This policy brief, published by the Institute of Development Studies, outlines ways to use low carbon development (LCD) to reduce poverty while achieving environmental sustainability.

Even the poorest developing countries should be interested in LCD, argue the authors, mainly because it can benefit the poor by providing climate-friendly energy to expand electricity grids and creating green jobs.

There is no internationally-agreed definition for LCD but interpretations can be grouped into four options, say the authors. Two of these focus on improving production — reducing carbon emissions through technological changes and advances — while the other two focus on lifestyle and behavioural changes.

Inevitably, developing countries will need a mix of both types to achieve LCD. But the precise formula will depend on the resources available. For example, countries with high fossil fuel resources may choose to promote 'cleaner' fossil energy while those with large forests may emphasise climate-friendly forest management.

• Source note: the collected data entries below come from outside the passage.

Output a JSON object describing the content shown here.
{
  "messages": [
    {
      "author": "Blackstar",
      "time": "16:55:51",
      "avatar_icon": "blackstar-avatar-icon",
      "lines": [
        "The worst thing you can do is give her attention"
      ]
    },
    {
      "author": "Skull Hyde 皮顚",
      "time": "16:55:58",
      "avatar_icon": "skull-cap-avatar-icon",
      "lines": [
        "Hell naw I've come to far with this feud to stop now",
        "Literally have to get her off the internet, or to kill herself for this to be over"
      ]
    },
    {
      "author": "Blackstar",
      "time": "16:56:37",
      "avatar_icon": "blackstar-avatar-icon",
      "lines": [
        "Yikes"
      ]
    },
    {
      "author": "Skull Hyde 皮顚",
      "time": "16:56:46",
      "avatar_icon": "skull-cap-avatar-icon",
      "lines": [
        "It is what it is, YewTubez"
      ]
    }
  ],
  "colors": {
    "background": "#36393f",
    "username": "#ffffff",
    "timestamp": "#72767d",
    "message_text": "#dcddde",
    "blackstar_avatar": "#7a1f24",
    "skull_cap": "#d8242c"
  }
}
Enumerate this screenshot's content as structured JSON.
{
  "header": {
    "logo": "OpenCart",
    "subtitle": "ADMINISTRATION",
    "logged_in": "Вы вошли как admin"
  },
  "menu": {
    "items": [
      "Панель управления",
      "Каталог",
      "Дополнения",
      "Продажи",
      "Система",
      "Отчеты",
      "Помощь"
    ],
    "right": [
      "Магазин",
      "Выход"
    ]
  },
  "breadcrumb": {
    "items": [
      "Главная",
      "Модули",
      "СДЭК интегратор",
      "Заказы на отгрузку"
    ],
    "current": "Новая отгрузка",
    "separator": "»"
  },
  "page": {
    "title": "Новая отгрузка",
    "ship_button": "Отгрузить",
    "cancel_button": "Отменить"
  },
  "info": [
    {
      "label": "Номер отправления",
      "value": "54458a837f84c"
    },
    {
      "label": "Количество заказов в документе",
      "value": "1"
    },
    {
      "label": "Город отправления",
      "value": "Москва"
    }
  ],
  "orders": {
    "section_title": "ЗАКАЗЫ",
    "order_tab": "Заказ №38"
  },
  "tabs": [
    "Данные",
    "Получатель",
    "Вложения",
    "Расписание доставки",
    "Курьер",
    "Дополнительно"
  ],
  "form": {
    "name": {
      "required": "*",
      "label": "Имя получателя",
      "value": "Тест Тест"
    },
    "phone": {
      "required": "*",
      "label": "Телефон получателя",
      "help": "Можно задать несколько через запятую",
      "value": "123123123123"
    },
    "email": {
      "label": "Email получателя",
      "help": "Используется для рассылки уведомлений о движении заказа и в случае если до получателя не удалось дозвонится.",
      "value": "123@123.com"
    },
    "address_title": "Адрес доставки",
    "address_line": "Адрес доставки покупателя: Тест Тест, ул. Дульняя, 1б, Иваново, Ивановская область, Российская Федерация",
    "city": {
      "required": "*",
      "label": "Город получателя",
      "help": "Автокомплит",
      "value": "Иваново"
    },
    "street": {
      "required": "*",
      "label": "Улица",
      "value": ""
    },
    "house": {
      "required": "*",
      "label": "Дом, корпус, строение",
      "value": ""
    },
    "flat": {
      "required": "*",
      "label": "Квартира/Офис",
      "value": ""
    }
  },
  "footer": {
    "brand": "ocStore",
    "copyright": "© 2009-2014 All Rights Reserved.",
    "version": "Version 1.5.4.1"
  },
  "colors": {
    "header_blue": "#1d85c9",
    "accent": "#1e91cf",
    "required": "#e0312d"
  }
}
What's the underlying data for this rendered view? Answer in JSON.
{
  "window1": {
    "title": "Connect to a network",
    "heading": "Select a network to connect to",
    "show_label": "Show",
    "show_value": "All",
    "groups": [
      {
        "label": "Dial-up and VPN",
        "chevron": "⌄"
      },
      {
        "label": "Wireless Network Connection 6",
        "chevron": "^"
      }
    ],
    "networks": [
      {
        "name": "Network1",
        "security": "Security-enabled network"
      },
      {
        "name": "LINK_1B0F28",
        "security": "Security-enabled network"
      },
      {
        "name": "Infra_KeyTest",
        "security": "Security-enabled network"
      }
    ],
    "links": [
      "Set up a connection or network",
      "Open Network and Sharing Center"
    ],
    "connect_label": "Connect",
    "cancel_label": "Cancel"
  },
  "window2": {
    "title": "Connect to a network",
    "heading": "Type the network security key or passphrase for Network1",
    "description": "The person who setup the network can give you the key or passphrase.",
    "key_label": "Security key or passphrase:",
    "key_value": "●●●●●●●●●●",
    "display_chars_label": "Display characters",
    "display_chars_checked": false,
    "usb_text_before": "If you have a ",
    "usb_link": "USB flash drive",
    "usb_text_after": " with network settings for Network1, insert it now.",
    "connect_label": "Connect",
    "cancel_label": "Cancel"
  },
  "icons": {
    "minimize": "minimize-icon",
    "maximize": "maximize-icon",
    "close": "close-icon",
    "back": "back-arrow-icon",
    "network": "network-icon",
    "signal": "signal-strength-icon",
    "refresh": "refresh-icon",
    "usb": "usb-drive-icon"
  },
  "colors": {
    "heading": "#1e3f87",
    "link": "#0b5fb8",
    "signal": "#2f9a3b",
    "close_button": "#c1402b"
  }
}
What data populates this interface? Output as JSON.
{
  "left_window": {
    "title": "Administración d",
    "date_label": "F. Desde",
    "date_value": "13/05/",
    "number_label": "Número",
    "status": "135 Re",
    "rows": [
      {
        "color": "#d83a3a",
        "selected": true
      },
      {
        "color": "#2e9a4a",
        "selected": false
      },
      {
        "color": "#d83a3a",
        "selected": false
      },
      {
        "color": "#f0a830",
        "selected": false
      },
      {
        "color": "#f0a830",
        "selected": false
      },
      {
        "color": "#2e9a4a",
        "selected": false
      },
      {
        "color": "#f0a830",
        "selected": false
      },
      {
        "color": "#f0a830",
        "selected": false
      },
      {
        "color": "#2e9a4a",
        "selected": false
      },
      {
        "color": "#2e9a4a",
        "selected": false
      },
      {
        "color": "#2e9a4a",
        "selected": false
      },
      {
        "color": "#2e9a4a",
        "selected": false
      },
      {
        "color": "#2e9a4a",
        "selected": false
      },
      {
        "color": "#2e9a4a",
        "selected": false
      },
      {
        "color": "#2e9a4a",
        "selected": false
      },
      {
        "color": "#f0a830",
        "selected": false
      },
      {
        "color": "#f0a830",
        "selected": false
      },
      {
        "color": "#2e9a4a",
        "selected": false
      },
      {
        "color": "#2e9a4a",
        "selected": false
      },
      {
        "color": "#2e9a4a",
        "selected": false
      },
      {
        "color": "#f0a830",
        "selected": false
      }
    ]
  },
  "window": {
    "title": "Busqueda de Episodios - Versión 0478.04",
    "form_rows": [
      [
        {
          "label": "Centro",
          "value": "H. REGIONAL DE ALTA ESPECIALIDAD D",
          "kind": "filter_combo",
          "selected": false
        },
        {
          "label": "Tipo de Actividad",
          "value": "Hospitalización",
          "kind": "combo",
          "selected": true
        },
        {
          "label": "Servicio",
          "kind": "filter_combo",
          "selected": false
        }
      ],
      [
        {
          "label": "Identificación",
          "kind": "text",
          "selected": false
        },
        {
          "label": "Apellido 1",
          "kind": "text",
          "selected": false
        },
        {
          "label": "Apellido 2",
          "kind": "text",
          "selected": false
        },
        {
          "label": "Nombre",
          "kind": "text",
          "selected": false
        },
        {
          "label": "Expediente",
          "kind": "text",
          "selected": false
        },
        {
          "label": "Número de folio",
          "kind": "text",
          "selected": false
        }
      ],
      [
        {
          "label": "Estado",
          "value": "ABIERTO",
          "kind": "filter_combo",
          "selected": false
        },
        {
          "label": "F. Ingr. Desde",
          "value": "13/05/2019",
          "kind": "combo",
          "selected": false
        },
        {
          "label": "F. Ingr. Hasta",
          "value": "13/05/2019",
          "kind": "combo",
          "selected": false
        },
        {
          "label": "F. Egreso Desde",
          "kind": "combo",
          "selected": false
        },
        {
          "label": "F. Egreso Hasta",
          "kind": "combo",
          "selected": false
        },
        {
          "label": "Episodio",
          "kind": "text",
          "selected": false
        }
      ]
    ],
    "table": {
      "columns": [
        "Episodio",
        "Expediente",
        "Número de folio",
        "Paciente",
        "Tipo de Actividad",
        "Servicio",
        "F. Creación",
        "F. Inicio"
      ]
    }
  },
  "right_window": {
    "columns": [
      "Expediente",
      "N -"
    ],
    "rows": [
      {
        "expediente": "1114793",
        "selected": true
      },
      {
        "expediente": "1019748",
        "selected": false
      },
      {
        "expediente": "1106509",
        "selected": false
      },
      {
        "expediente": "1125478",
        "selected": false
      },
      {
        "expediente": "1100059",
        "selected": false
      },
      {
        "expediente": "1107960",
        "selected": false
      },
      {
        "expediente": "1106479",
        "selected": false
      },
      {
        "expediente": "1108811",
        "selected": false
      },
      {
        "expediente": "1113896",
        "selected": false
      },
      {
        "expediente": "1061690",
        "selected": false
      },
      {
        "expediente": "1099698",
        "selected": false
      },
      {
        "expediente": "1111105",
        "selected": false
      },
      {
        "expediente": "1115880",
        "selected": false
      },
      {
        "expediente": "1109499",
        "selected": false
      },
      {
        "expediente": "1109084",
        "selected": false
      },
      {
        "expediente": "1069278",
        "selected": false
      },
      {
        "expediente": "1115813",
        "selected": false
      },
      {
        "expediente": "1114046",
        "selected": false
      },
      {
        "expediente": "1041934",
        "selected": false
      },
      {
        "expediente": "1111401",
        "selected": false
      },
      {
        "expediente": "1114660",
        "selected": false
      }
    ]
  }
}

In all cases, there are ways of making LCD pro-poor, say the authors. Redistributing revenues from 'green' industries to sectors critical to the poor, such as health and education, is one option. Another is to involve local communities in small-scale LCD projects such as rural electrification with renewable energy, to share LCD profits on a community level.

Other ways include supporting specific, crucial sectors such as agriculture and forestry; implementing social protection measures to reduce vulnerability to climate change; and building local policymakers' capacity to legislate LCD.